Leeds City Council (24 012 037)
Category : Education > Special educational needs
Decision : Closed after initial enquiries
Decision date : 06 Jan 2025
The Ombudsman's final decision:
Summary: We will not investigate this complaint about delay in the Education, Health and Care Plan review process. This is because an investigation would be unlikely to achieve a different remedy to the one already offered. We will not investigate complaint handling as a standalone issue.
The complaint
- The complainant, whom I shall refer to as Miss X, complained the Council took too long to issue draft and final versions of her daughter’s Education, Health and Care Plan (EHC Plan). Miss X says this caused anxiety and uncertainty. Miss X is also unhappy with the Council’s handling of her complaint and its explanation for the delay.
The Ombudsman’s role and powers
- We investigate complaints about ‘maladministration’ and ‘service failure’, which we call ‘fault’. We must also consider whether any fault has had an adverse impact on the person making the complaint, which we call ‘injustice’. We provide a free service, but must use public money carefully.
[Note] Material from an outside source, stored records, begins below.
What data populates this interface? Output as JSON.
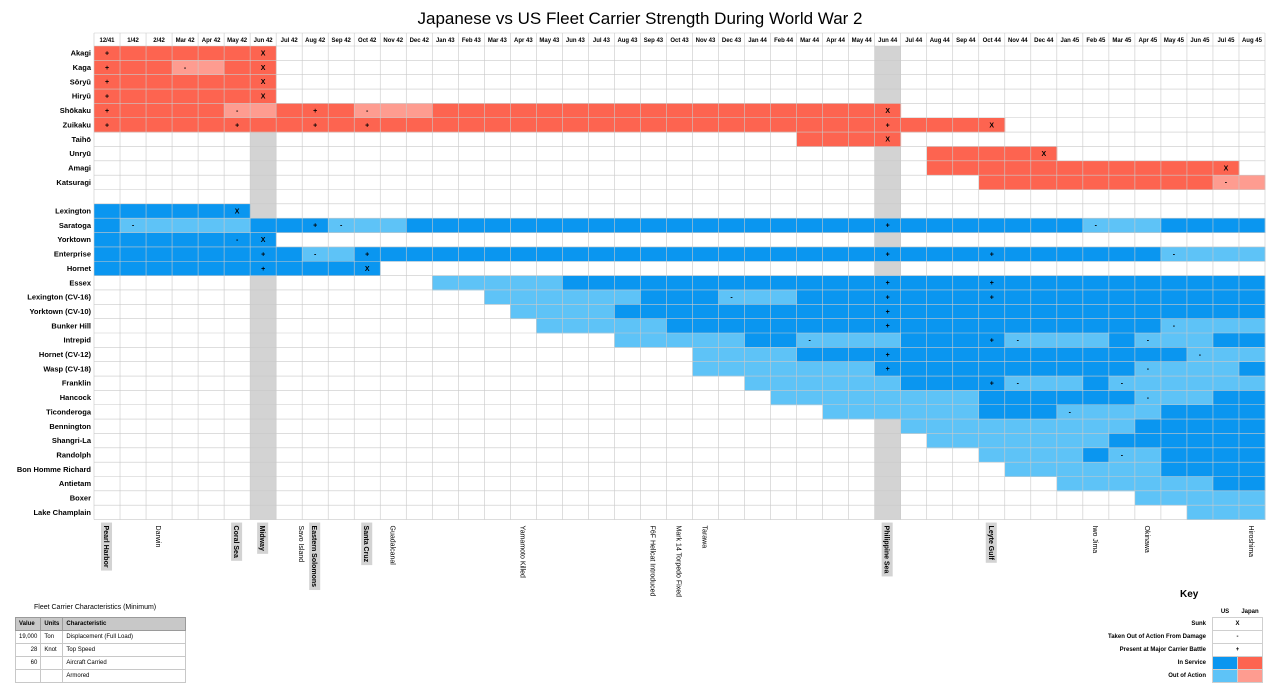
{
  "chart_data": {
    "type": "table",
    "title": "Japanese vs US Fleet Carrier Strength During World War 2",
    "months": [
      "12/41",
      "1/42",
      "2/42",
      "Mar 42",
      "Apr 42",
      "May 42",
      "Jun 42",
      "Jul 42",
      "Aug 42",
      "Sep 42",
      "Oct 42",
      "Nov 42",
      "Dec 42",
      "Jan 43",
      "Feb 43",
      "Mar 43",
      "Apr 43",
      "May 43",
      "Jun 43",
      "Jul 43",
      "Aug 43",
      "Sep 43",
      "Oct 43",
      "Nov 43",
      "Dec 43",
      "Jan 44",
      "Feb 44",
      "Mar 44",
      "Apr 44",
      "May 44",
      "Jun 44",
      "Jul 44",
      "Aug 44",
      "Sep 44",
      "Oct 44",
      "Nov 44",
      "Dec 44",
      "Jan 45",
      "Feb 45",
      "Mar 45",
      "Apr 45",
      "May 45",
      "Jun 45",
      "Jul 45",
      "Aug 45"
    ],
    "highlighted_months": [
      "Jun 42",
      "Jun 44"
    ],
    "colors": {
      "jp_service": "#fd6450",
      "jp_out": "#fe9c90",
      "us_service": "#0a96f0",
      "us_out": "#5ec3f7",
      "highlight": "#d3d3d3",
      "grid": "#c9c9c9"
    },
    "japan": [
      {
        "name": "Akagi",
        "start": "12/41",
        "end": "Jun 42",
        "out": [],
        "marks": {
          "12/41": "+",
          "Jun 42": "X"
        }
      },
      {
        "name": "Kaga",
        "start": "12/41",
        "end": "Jun 42",
        "out": [
          [
            "Mar 42",
            "Apr 42"
          ]
        ],
        "marks": {
          "12/41": "+",
          "Mar 42": "-",
          "Jun 42": "X"
        }
      },
      {
        "name": "Sōryū",
        "start": "12/41",
        "end": "Jun 42",
        "out": [],
        "marks": {
          "12/41": "+",
          "Jun 42": "X"
        }
      },
      {
        "name": "Hiryū",
        "start": "12/41",
        "end": "Jun 42",
        "out": [],
        "marks": {
          "12/41": "+",
          "Jun 42": "X"
        }
      },
      {
        "name": "Shōkaku",
        "start": "12/41",
        "end": "Jun 44",
        "out": [
          [
            "May 42",
            "Jun 42"
          ],
          [
            "Oct 42",
            "Dec 42"
          ]
        ],
        "marks": {
          "12/41": "+",
          "May 42": "-",
          "Aug 42": "+",
          "Oct 42": "-",
          "Jun 44": "X"
        }
      },
      {
        "name": "Zuikaku",
        "start": "12/41",
        "end": "Oct 44",
        "out": [],
        "marks": {
          "12/41": "+",
          "May 42": "+",
          "Aug 42": "+",
          "Oct 42": "+",
          "Jun 44": "+",
          "Oct 44": "X"
        }
      },
      {
        "name": "Taihō",
        "start": "Mar 44",
        "end": "Jun 44",
        "out": [],
        "marks": {
          "Jun 44": "X"
        }
      },
      {
        "name": "Unryū",
        "start": "Aug 44",
        "end": "Dec 44",
        "out": [],
        "marks": {
          "Dec 44": "X"
        }
      },
      {
        "name": "Amagi",
        "start": "Aug 44",
        "end": "Jul 45",
        "out": [],
        "marks": {
          "Jul 45": "X"
        }
      },
      {
        "name": "Katsuragi",
        "start": "Oct 44",
        "end": "Aug 45",
        "out": [
          [
            "Jul 45",
            "Aug 45"
          ]
        ],
        "marks": {
          "Jul 45": "-"
        }
      }
    ],
    "us": [
      {
        "name": "Lexington",
        "start": "12/41",
        "end": "May 42",
        "out": [],
        "marks": {
          "May 42": "X"
        }
      },
      {
        "name": "Saratoga",
        "start": "12/41",
        "end": "Aug 45",
        "out": [
          [
            "1/42",
            "May 42"
          ],
          [
            "Sep 42",
            "Nov 42"
          ],
          [
            "Feb 45",
            "Apr 45"
          ]
        ],
        "marks": {
          "1/42": "-",
          "Aug 42": "+",
          "Sep 42": "-",
          "Jun 44": "+",
          "Feb 45": "-"
        }
      },
      {
        "name": "Yorktown",
        "start": "12/41",
        "end": "Jun 42",
        "out": [],
        "marks": {
          "May 42": "-",
          "Jun 42": "X"
        }
      },
      {
        "name": "Enterprise",
        "start": "12/41",
        "end": "Aug 45",
        "out": [
          [
            "Aug 42",
            "Sep 42"
          ],
          [
            "May 45",
            "Aug 45"
          ]
        ],
        "marks": {
          "Jun 42": "+",
          "Aug 42": "-",
          "Oct 42": "+",
          "Jun 44": "+",
          "Oct 44": "+",
          "May 45": "-"
        }
      },
      {
        "name": "Hornet",
        "start": "12/41",
        "end": "Oct 42",
        "out": [],
        "marks": {
          "Jun 42": "+",
          "Oct 42": "X"
        }
      },
      {
        "name": "Essex",
        "start": "Jan 43",
        "end": "Aug 45",
        "out": [
          [
            "Jan 43",
            "May 43"
          ]
        ],
        "marks": {
          "Jun 44": "+",
          "Oct 44": "+"
        }
      },
      {
        "name": "Lexington (CV-16)",
        "start": "Mar 43",
        "end": "Aug 45",
        "out": [
          [
            "Mar 43",
            "Aug 43"
          ],
          [
            "Dec 43",
            "Feb 44"
          ]
        ],
        "marks": {
          "Jun 44": "+",
          "Oct 44": "+",
          "Dec 43": "-"
        }
      },
      {
        "name": "Yorktown (CV-10)",
        "start": "Apr 43",
        "end": "Aug 45",
        "out": [
          [
            "Apr 43",
            "Jul 43"
          ]
        ],
        "marks": {
          "Jun 44": "+"
        }
      },
      {
        "name": "Bunker Hill",
        "start": "May 43",
        "end": "Aug 45",
        "out": [
          [
            "May 43",
            "Sep 43"
          ],
          [
            "May 45",
            "Aug 45"
          ]
        ],
        "marks": {
          "Jun 44": "+",
          "May 45": "-"
        }
      },
      {
        "name": "Intrepid",
        "start": "Aug 43",
        "end": "Aug 45",
        "out": [
          [
            "Aug 43",
            "Dec 43"
          ],
          [
            "Mar 44",
            "Jun 44"
          ],
          [
            "Nov 44",
            "Feb 45"
          ],
          [
            "Apr 45",
            "Jun 45"
          ]
        ],
        "marks": {
          "Mar 44": "-",
          "Oct 44": "+",
          "Nov 44": "-",
          "Apr 45": "-"
        }
      },
      {
        "name": "Hornet (CV-12)",
        "start": "Nov 43",
        "end": "Aug 45",
        "out": [
          [
            "Nov 43",
            "Feb 44"
          ],
          [
            "Jun 45",
            "Aug 45"
          ]
        ],
        "marks": {
          "Jun 44": "+",
          "Jun 45": "-"
        }
      },
      {
        "name": "Wasp (CV-18)",
        "start": "Nov 43",
        "end": "Aug 45",
        "out": [
          [
            "Nov 43",
            "May 44"
          ],
          [
            "Apr 45",
            "Jul 45"
          ]
        ],
        "marks": {
          "Jun 44": "+",
          "Apr 45": "-"
        }
      },
      {
        "name": "Franklin",
        "start": "Jan 44",
        "end": "Aug 45",
        "out": [
          [
            "Jan 44",
            "Jun 44"
          ],
          [
            "Nov 44",
            "Jan 45"
          ],
          [
            "Mar 45",
            "Aug 45"
          ]
        ],
        "marks": {
          "Oct 44": "+",
          "Nov 44": "-",
          "Mar 45": "-"
        }
      },
      {
        "name": "Hancock",
        "start": "Feb 44",
        "end": "Aug 45",
        "out": [
          [
            "Feb 44",
            "Sep 44"
          ],
          [
            "Apr 45",
            "Jun 45"
          ]
        ],
        "marks": {
          "Apr 45": "-"
        }
      },
      {
        "name": "Ticonderoga",
        "start": "Apr 44",
        "end": "Aug 45",
        "out": [
          [
            "Apr 44",
            "Sep 44"
          ],
          [
            "Jan 45",
            "Apr 45"
          ]
        ],
        "marks": {
          "Jan 45": "-"
        }
      },
      {
        "name": "Bennington",
        "start": "Jul 44",
        "end": "Aug 45",
        "out": [
          [
            "Jul 44",
            "Jan 45"
          ],
          [
            "Feb 45",
            "Mar 45"
          ]
        ],
        "marks": {}
      },
      {
        "name": "Shangri-La",
        "start": "Aug 44",
        "end": "Aug 45",
        "out": [
          [
            "Aug 44",
            "Feb 45"
          ]
        ],
        "marks": {}
      },
      {
        "name": "Randolph",
        "start": "Oct 44",
        "end": "Aug 45",
        "out": [
          [
            "Oct 44",
            "Jan 45"
          ],
          [
            "Mar 45",
            "Apr 45"
          ]
        ],
        "marks": {
          "Mar 45": "-"
        }
      },
      {
        "name": "Bon Homme Richard",
        "start": "Nov 44",
        "end": "Aug 45",
        "out": [
          [
            "Nov 44",
            "Apr 45"
          ]
        ],
        "marks": {}
      },
      {
        "name": "Antietam",
        "start": "Jan 45",
        "end": "Aug 45",
        "out": [
          [
            "Jan 45",
            "Jun 45"
          ]
        ],
        "marks": {}
      },
      {
        "name": "Boxer",
        "start": "Apr 45",
        "end": "Aug 45",
        "out": [
          [
            "Apr 45",
            "Aug 45"
          ]
        ],
        "marks": {}
      },
      {
        "name": "Lake Champlain",
        "start": "Jun 45",
        "end": "Aug 45",
        "out": [
          [
            "Jun 45",
            "Aug 45"
          ]
        ],
        "marks": {}
      }
    ],
    "events": [
      {
        "label": "Pearl Harbor",
        "month": "12/41",
        "boxed": true
      },
      {
        "label": "Darwin",
        "month": "2/42",
        "boxed": false
      },
      {
        "label": "Coral Sea",
        "month": "May 42",
        "boxed": true
      },
      {
        "label": "Midway",
        "month": "Jun 42",
        "boxed": true
      },
      {
        "label": "Savo Island",
        "month": "Aug 42",
        "boxed": false,
        "offset": -0.5
      },
      {
        "label": "Eastern Solomons",
        "month": "Aug 42",
        "boxed": true
      },
      {
        "label": "Santa Cruz",
        "month": "Oct 42",
        "boxed": true
      },
      {
        "label": "Guadalcanal",
        "month": "Nov 42",
        "boxed": false
      },
      {
        "label": "Yamamoto Killed",
        "month": "Apr 43",
        "boxed": false
      },
      {
        "label": "F6F Hellcat Introduced",
        "month": "Sep 43",
        "boxed": false
      },
      {
        "label": "Mark 14 Torpedo Fixed",
        "month": "Oct 43",
        "boxed": false
      },
      {
        "label": "Tarawa",
        "month": "Nov 43",
        "boxed": false
      },
      {
        "label": "Philippine Sea",
        "month": "Jun 44",
        "boxed": true
      },
      {
        "label": "Leyte Gulf",
        "month": "Oct 44",
        "boxed": true
      },
      {
        "label": "Iwo Jima",
        "month": "Feb 45",
        "boxed": false
      },
      {
        "label": "Okinawa",
        "month": "Apr 45",
        "boxed": false
      },
      {
        "label": "Hiroshima",
        "month": "Aug 45",
        "boxed": false
      }
    ]
  },
  "characteristics": {
    "title": "Fleet Carrier Characteristics (Minimum)",
    "headers": [
      "Value",
      "Units",
      "Characteristic"
    ],
    "rows": [
      {
        "value": "19,000",
        "units": "Ton",
        "characteristic": "Displacement (Full Load)"
      },
      {
        "value": "28",
        "units": "Knot",
        "characteristic": "Top Speed"
      },
      {
        "value": "60",
        "units": "",
        "characteristic": "Aircraft Carried"
      },
      {
        "value": "",
        "units": "",
        "characteristic": "Armored"
      }
    ]
  },
  "key": {
    "title": "Key",
    "col_us": "US",
    "col_japan": "Japan",
    "sunk_label": "Sunk",
    "sunk_symbol": "X",
    "damaged_label": "Taken Out of Action From Damage",
    "damaged_symbol": "-",
    "battle_label": "Present at Major Carrier Battle",
    "battle_symbol": "+",
    "service_label": "In Service",
    "out_label": "Out of Action"
  }
}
We do not start or continue an investigation if we decide:
- any injustice is not significant enough to justify our involvement, or
- we could not add to any previous investigation by the organisation, or
- further investigation would not lead to a different outcome. (Local Government Act 1974, section 24A(6), as amended, section 34(B))
- It is not a good use of public resources to investigate complaints about complaint procedures, if we are unable to deal with the substantive issue.
How I considered this complaint
- I considered information provided by the complainant.
- I considered the Ombudsman’s Assessment Code.
My assessment
- A Council has four weeks from an EHC Plan review meeting to issue a notice saying whether it intends to amend an EHC Plan. If the decision is to amend the EHC Plan, the Council should send a draft version. The Council then has eight weeks to issue a final amended EHC Plan. The process should therefore take a maximum of 12 weeks.
- Miss X’s daughter has an EHC Plan. The Council reviewed this on 04 March 2024. The Council was late in the sending the draft EHC Plan by just over a week. The entire process should have been completed by 27 May 2024. The Council issued the final EHC Plan on 11 July 2024 – just over six weeks late.
- In its response to Miss X’s complaint the Council acknowledged the stress and inconvenience caused. It offered a payment of £200.
- While I recognise Miss X’s frustrations, we will not investigate her complaint. The remedy offered by the Council is in line with what we would offer given the injustice caused by the delay. An investigation is not justified as it would not achieve anything more.
- Miss X is unhappy with how long the Council took to respond to her complaint and its explanation for the delay. But we will not normally investigate complaint handling as a standalone issue if we are not going to look at the issue which led to the original complaint. This applies here, and as the remedy offered is appropriate, consideration of the Council’s complaint handling would not be a good use of our resources.
Final decision
- We will not investigate Miss X’s complaint because an investigation would not achieve a different remedy. We will not look at complaint handling as a standalone issue.